It is hard not to love the music of Hank Williams, Jr. I think I always have. Growing up in South Carolina in the 1980’s it seemed there was always something that related his lyrics to the lives we were living. And, it was fun that he went mainstream American with his, “Are you ready for some football?” each week before a big game.
It is also hard to believe that, with his prolifically checkered past, Hank would be taken seriously as a spokesperson for any political insight. And, I don’t think that his recent rant about President Obama and Hitler should be taken seriously. It should fall away quietly as a tree falling in the forest.
However, there is one thing that sticks with me from his comments, and I just can’t get around it. In his tirade, Ole’ Hank said that the President is “the enemy.” The enemy. That single statement equated the President of the United States to King George, Kaiser Wilhelm, Adolf Hitler, Ho Chi Mihn, and Sadaam Hussein. He said that our elected leader didn’t just have a different view on governing, he said our President was trying to do us harm.

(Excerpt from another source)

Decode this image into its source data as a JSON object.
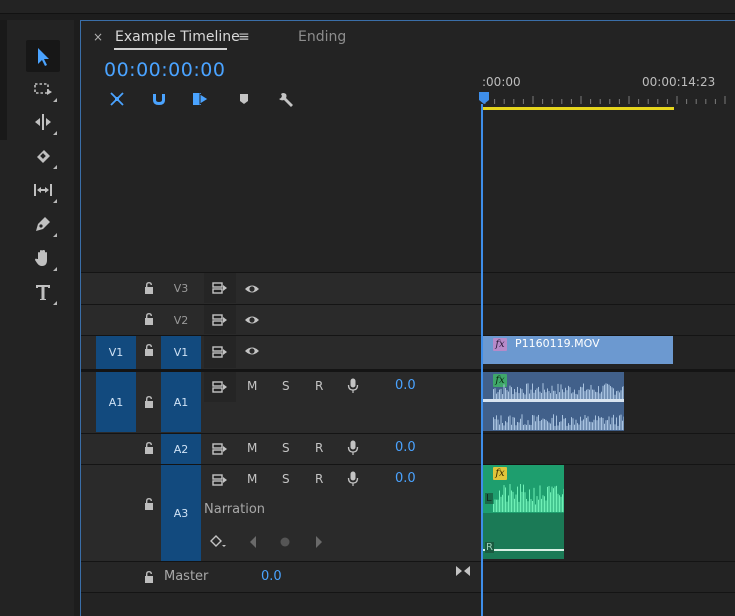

Don’t try to act naïve at this point because we know that it is not just his sentiment, it is what we hear from too many people in America these days. And, this isn’t just a recent phenomenon. Those sentiments were prevalent from the right when Bill Clinton was president and from the left when George W. Bush was president.
Such thoughts aren’t only unseemly, they are what our political system preys upon to drive us farther apart in what should be our only bond ... we are all Americans. We must come together today as we’ve had to in our glorious past to meet our great challenges, but we’re told that anyone who doesn’t agree with us is “the enemy.” Those kinds of thoughts are un-American.
I don’t blame Ole’ Hank for his tirade, but I do blame the media-political culture that has let that kind of thought flourish. The other party is not the enemy, they represent a different point-of-view.
Now is the time for the people in the middle to stake out that ground and say that we won’t stand for the vilification or hatred anymore. It’s time that we say we are proud Americans: no matter who’s in charge.